A quoi bon ce voyage ? Tous les passagers semblent n'être que des navetteurs qui semblent vivre ce trajet comme une stase avant destination. Et encore se demande-t-on si ce trajet n'est pas l'élément central de la routine des voyageurs. Plus de vie de famille ni de travail. La vie se résume une navette perpétuelle. Attendre sur le quai, prendre le train, descendre et attendre le train suivant pour le trajat de retour. La pluie peut tomber, les paysages peuvent changer, rien ne semble avoir de prise sur les passagers.
Le propos de Yokoyama est limpide. Quelle vie vivons-nous ? Ce voyage absurde renvoie a la vacuité des relations humaines actuelles. Il réussit le tour de force de traduire simultanément la frénésie de notre mode de vie ou tout doit aller toujours plus vite et cette étrange langueur qui nous saisit, cette frénésie apparente masquant mal l'engourdissement qui s'empare de nous.

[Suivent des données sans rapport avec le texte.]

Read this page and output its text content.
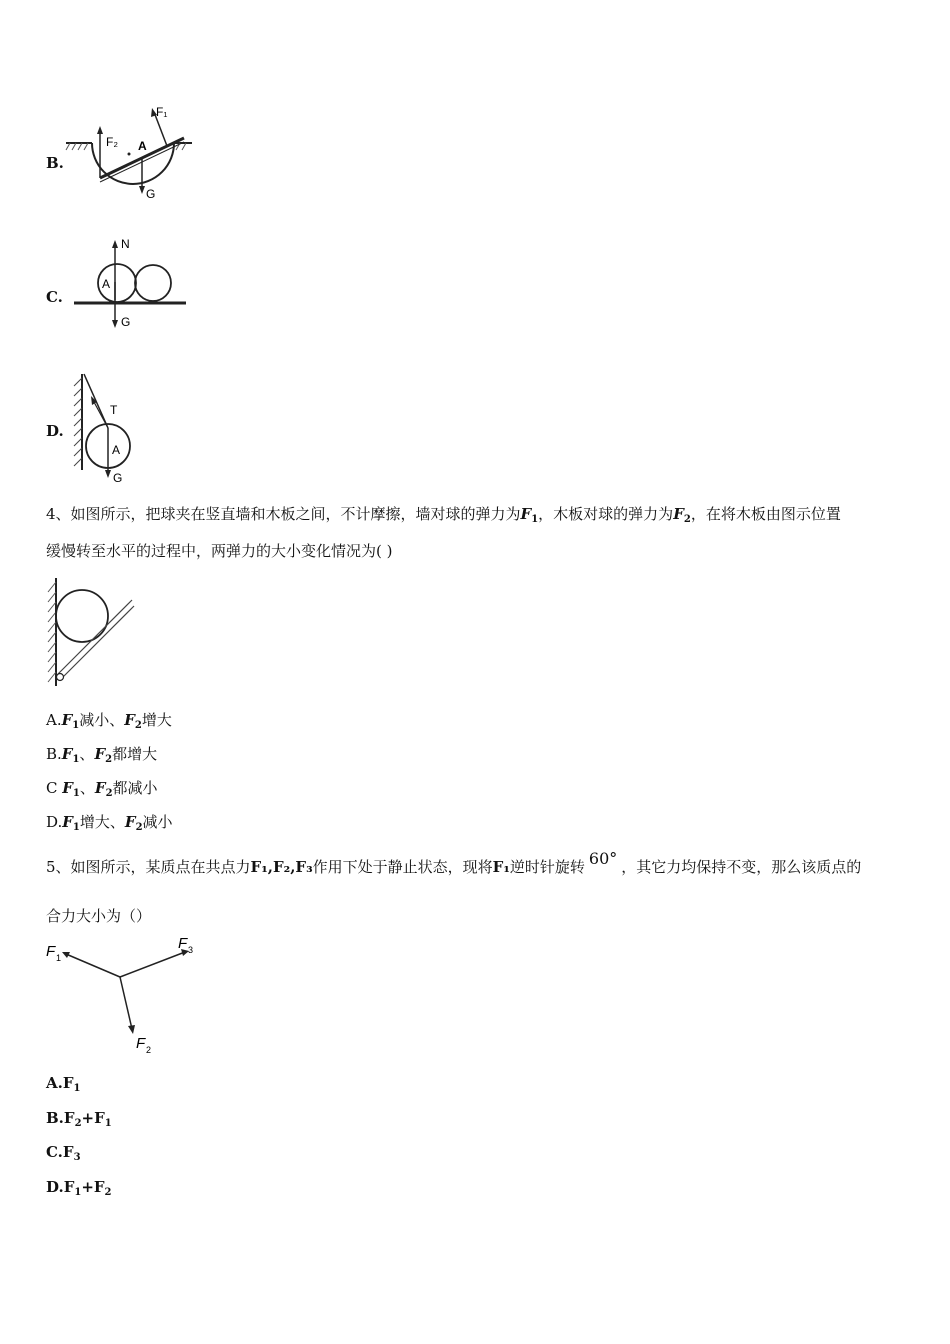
B.
F₂ A
F₁
G
C.
A
N
G
D.
T
A
G
4、如图所示，把球夹在竖直墙和木板之间，不计摩擦，墙对球的弹力为$F_1$，木板对球的弹力为$F_2$，在将木板由图示位置
缓慢转至水平的过程中，两弹力的大小变化情况为( )
$A.F_1$减小、$F_2$增大
$B.F_1$、$F_2$都增大
C $F_1$、$F_2$都减小
$D.F_1$增大、$F_2$减小
5、如图所示，某质点在共点力F₁,F₂,F₃作用下处于静止状态，现将F₁逆时针旋转 60° ，其它力均保持不变，那么该质点的
合力大小为（）
F 1
F 3
F 2
$A.F_1$
$B.F_2+F_1$
$C.F_3$
$D.F_1+F_2$
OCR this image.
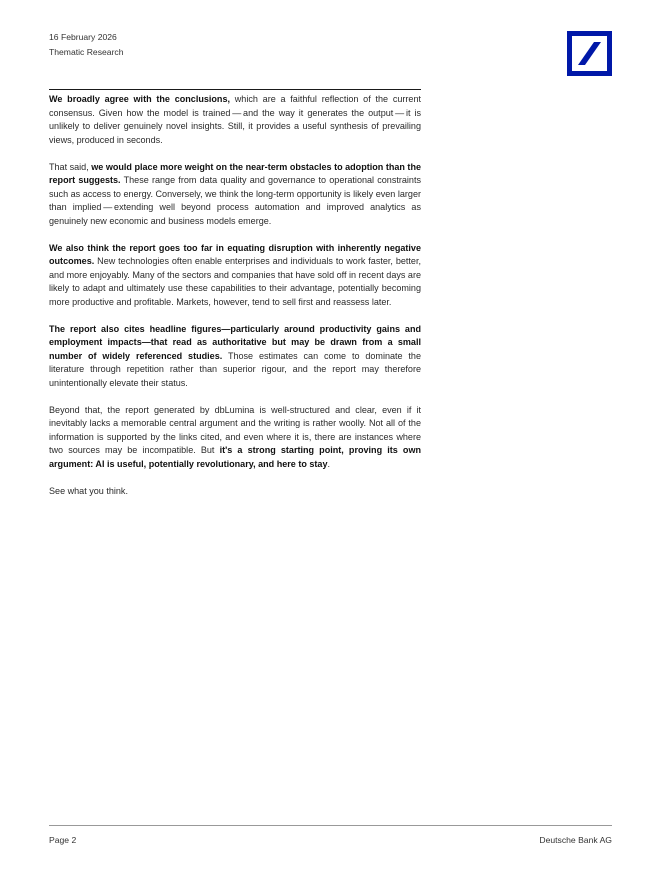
16 February 2026
Thematic Research

We broadly agree with the conclusions, which are a faithful reflection of the current consensus. Given how the model is trained — and the way it generates the output — it is unlikely to deliver genuinely novel insights. Still, it provides a useful synthesis of prevailing views, produced in seconds.

That said, we would place more weight on the near-term obstacles to adoption than the report suggests. These range from data quality and governance to operational constraints such as access to energy. Conversely, we think the long-term opportunity is likely even larger than implied — extending well beyond process automation and improved analytics as genuinely new economic and business models emerge.

We also think the report goes too far in equating disruption with inherently negative outcomes. New technologies often enable enterprises and individuals to work faster, better, and more enjoyably. Many of the sectors and companies that have sold off in recent days are likely to adapt and ultimately use these capabilities to their advantage, potentially becoming more productive and profitable. Markets, however, tend to sell first and reassess later.

The report also cites headline figures—particularly around productivity gains and employment impacts—that read as authoritative but may be drawn from a small number of widely referenced studies. Those estimates can come to dominate the literature through repetition rather than superior rigour, and the report may therefore unintentionally elevate their status.

Beyond that, the report generated by dbLumina is well-structured and clear, even if it inevitably lacks a memorable central argument and the writing is rather woolly. Not all of the information is supported by the links cited, and even where it is, there are instances where two sources may be incompatible. But it's a strong starting point, proving its own argument: AI is useful, potentially revolutionary, and here to stay.

See what you think.

Page 2	Deutsche Bank AG
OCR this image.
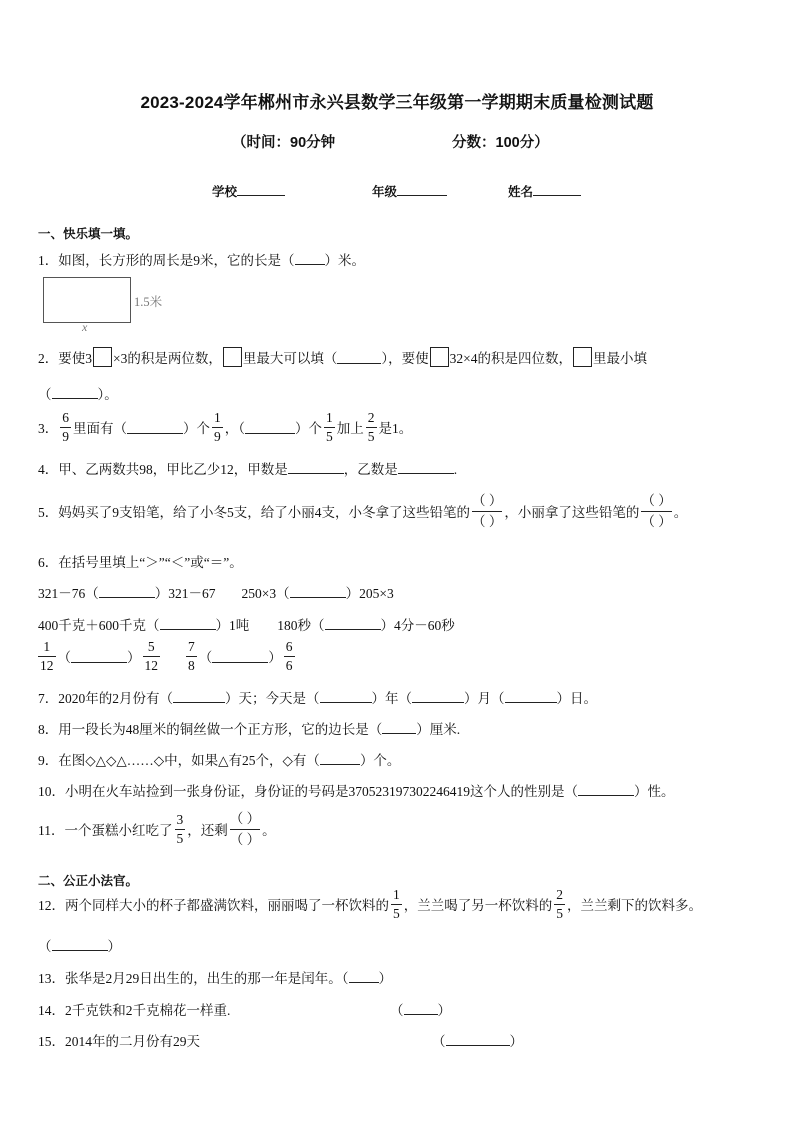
2023-2024学年郴州市永兴县数学三年级第一学期期末质量检测试题
（时间：90分钟	分数：100分）
学校	年级	姓名
一、快乐填一填。
1．如图，长方形的周长是9米，它的长是（ ）米。
1.5米
x
2．要使3 ×3的积是两位数， 里最大可以填（	），要使 32×4的积是四位数， 里最小填
（	）。
3． $\frac{6}{9}$ 里面有（	）个 $\frac{1}{9}$ ，（	）个 $\frac{1}{5}$ 加上 $\frac{2}{5}$ 是1。
4．甲、乙两数共98，甲比乙少12，甲数是	，乙数是	.
5．妈妈买了9支铅笔，给了小冬5支，给了小丽4支，小冬拿了这些铅笔的
（ ）
（ ）
，小丽拿了这些铅笔的
（ ）
（ ）
。
6．在括号里填上“＞”“＜”或“＝”。
321－76（	）321－67 250×3（	）205×3
400千克＋600千克（	）1吨 180秒（	）4分－60秒
$\frac{1}{12}$ （	） $\frac{5}{12} \frac{7}{8}$ （	） $\frac{6}{6}$
7．2020年的2月份有（	）天；今天是（	）年（	）月（	）日。
8．用一段长为48厘米的铜丝做一个正方形，它的边长是（	）厘米.
9．在图◇△◇△……◇中，如果△有25个，◇有（	）个。
10．小明在火车站捡到一张身份证，身份证的号码是370523197302246419这个人的性别是（	）性。
11．一个蛋糕小红吃了 $\frac{3}{5}$ ，还剩
（ ）
（ ）
。
二、公正小法官。
12．两个同样大小的杯子都盛满饮料，丽丽喝了一杯饮料的 $\frac{1}{5}$ ，兰兰喝了另一杯饮料的 $\frac{2}{5}$ ，兰兰剩下的饮料多。
（	）
13．张华是2月29日出生的，出生的那一年是闰年。（ ）
14．2千克铁和2千克棉花一样重.	（	）
15．2014年的二月份有29天	（	）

A mon sens, ce "Voyage" s'impose comme la plus grande réussite de Yokoyama. On y retrouve ce graphisme froid et stylisé a l'extrême qui tient parfois plus du dessin industriel que de la bande dessinée, l'absence complète de dialogues, des effets graphiques souvent originaux quoique, parfois, l'auteur me semble se complaire dans une certaine 'virtuosité', réutilisant a l'envi les mêmes trouvailles, jusqu'à lasser. Mais si ces 200 pages paraissent répétitives, elles mettent d'autant plus en exergue l'aspect morne et répétitif de la vie moderne. Du métro-boulot-dodo, Yokoyama ne garde que le métro, mais étire a l'infini pour mieux démontrer a quel point ce train-train quotidien est vide de sens. Pointu, mais remarquable. |
thyuig
| Un homme prend le train. Non, deux hommes. Puis trois. Les hommes prennent le train. Non, l’Homme prend le train. L’Homme voyage. Sédentaire aujourd’hui l’Homme demeure migrant malgré tout.
Ce préambule illustre, je pense, assez bien le propos de Yokoyama. Celui de signifier au moyen de cette forme universelle qu’est la ligne (droite, courbe, vectorielle), la façon dont notre monde contemporain existe par son chemin, son cheminement.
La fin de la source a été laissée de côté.